Bakker’s attorneys said Attorney General Leslie Rutledge’s efforts were an affront to religious freedom and “disturbing,” according to the Arkansas Democrat-Gazette.
A civil action was filed late last week on behalf of Bakker and his Morningside Church and Morningside Church Productions, less than three months after the state of Missouri sued Bakker for falsely claiming that a health supplement could cure the coronavirus.

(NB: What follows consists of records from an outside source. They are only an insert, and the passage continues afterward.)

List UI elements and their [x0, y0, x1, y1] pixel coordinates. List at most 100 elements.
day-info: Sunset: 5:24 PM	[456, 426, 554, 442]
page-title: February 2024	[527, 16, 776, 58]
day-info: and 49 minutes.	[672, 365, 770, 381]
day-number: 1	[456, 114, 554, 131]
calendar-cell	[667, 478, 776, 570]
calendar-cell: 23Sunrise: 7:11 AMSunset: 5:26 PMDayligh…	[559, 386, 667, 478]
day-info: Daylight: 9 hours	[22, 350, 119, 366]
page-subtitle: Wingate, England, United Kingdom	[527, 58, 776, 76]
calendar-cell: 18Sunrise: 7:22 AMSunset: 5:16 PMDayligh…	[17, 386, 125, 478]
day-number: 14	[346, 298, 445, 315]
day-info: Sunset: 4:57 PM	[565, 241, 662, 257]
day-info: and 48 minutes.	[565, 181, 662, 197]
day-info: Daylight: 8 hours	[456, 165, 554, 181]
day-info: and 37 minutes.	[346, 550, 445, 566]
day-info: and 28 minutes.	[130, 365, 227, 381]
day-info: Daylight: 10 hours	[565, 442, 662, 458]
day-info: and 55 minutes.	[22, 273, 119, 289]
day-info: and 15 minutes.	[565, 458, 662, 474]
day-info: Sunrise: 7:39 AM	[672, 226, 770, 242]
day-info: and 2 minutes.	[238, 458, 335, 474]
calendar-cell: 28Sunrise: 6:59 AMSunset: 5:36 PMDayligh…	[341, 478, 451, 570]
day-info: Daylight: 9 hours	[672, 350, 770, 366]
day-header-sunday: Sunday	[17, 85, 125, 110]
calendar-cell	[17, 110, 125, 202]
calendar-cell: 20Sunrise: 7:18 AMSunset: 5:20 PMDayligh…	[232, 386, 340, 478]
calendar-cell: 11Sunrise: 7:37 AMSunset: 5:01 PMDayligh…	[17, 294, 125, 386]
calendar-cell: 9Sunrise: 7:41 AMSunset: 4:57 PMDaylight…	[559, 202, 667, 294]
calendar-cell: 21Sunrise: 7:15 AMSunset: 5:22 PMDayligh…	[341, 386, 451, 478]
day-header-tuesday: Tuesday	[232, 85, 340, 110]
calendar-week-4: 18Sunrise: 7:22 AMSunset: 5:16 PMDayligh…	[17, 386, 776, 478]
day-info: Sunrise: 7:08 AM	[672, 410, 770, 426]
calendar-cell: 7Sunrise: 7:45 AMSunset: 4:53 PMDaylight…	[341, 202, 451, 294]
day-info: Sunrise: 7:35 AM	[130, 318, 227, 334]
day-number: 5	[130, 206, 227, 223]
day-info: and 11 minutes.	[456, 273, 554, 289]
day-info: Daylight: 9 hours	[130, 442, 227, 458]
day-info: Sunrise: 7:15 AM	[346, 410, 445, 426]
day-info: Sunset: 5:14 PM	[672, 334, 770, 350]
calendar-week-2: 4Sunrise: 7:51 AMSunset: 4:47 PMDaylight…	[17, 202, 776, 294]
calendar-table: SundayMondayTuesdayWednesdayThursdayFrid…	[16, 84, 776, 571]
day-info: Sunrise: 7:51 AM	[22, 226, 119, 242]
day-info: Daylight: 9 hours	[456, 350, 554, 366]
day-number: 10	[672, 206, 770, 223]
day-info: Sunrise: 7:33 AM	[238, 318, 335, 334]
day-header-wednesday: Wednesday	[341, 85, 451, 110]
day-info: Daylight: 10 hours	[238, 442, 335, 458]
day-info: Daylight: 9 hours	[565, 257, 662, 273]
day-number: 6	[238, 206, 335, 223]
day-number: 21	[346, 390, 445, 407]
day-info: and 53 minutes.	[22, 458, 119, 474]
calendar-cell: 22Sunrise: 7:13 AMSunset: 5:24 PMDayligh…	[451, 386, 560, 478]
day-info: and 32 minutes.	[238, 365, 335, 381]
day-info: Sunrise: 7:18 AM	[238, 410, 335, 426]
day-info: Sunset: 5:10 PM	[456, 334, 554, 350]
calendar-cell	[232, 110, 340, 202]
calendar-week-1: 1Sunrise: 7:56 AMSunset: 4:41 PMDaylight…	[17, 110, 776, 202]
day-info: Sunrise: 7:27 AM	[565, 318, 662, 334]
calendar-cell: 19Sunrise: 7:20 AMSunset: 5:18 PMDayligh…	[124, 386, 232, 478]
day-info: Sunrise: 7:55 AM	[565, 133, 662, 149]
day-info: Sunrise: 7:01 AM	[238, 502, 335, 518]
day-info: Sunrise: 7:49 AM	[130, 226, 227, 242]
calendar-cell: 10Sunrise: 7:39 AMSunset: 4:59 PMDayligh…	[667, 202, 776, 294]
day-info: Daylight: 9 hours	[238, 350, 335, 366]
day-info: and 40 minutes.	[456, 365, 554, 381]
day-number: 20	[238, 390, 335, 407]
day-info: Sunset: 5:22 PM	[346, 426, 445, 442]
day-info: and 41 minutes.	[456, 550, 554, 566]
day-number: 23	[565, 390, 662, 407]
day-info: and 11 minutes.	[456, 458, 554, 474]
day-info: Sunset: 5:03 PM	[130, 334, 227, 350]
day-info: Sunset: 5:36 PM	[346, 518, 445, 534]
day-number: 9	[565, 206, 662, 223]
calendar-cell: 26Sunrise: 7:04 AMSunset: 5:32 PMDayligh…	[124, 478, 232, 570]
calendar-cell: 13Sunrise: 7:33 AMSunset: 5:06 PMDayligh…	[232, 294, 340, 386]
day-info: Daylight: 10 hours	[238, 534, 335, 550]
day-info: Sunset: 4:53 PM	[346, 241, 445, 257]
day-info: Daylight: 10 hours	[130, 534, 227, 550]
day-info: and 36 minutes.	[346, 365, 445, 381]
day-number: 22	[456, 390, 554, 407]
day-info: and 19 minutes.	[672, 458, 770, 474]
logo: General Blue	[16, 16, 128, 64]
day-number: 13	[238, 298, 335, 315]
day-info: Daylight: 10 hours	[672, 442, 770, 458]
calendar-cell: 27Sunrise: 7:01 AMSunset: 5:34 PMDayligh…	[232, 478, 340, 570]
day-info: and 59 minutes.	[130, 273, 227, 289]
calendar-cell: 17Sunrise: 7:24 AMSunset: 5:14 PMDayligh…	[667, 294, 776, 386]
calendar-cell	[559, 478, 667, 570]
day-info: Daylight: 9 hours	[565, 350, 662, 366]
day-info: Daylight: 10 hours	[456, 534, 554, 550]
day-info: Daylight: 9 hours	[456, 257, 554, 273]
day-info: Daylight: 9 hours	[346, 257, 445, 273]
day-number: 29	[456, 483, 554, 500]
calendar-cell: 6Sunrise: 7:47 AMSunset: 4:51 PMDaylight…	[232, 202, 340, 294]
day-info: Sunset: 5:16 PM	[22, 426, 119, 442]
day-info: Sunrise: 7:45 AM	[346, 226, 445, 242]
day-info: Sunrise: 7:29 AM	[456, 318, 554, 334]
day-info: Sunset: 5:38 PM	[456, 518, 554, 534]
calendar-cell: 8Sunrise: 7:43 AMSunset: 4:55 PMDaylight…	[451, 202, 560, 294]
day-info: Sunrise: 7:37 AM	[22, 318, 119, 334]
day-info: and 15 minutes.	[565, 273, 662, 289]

Bakker asked a judge to dismiss the state lawsuit in May. His product, ‘Silver Solution,’ is described as a colloidal silver, which is a product often sold on the internet as a dietary supplement.
Amanda Priest, an attorney general’s office spokeswoman, said Arkansas consumers were “deceived” by Bakker and may have been harmed “financially and physically” by the pastor’s actions.
Jay Nixon, one of Bakker’s attorneys and former governor, said Rutledge’s information-seeking could set a dangerous precedent.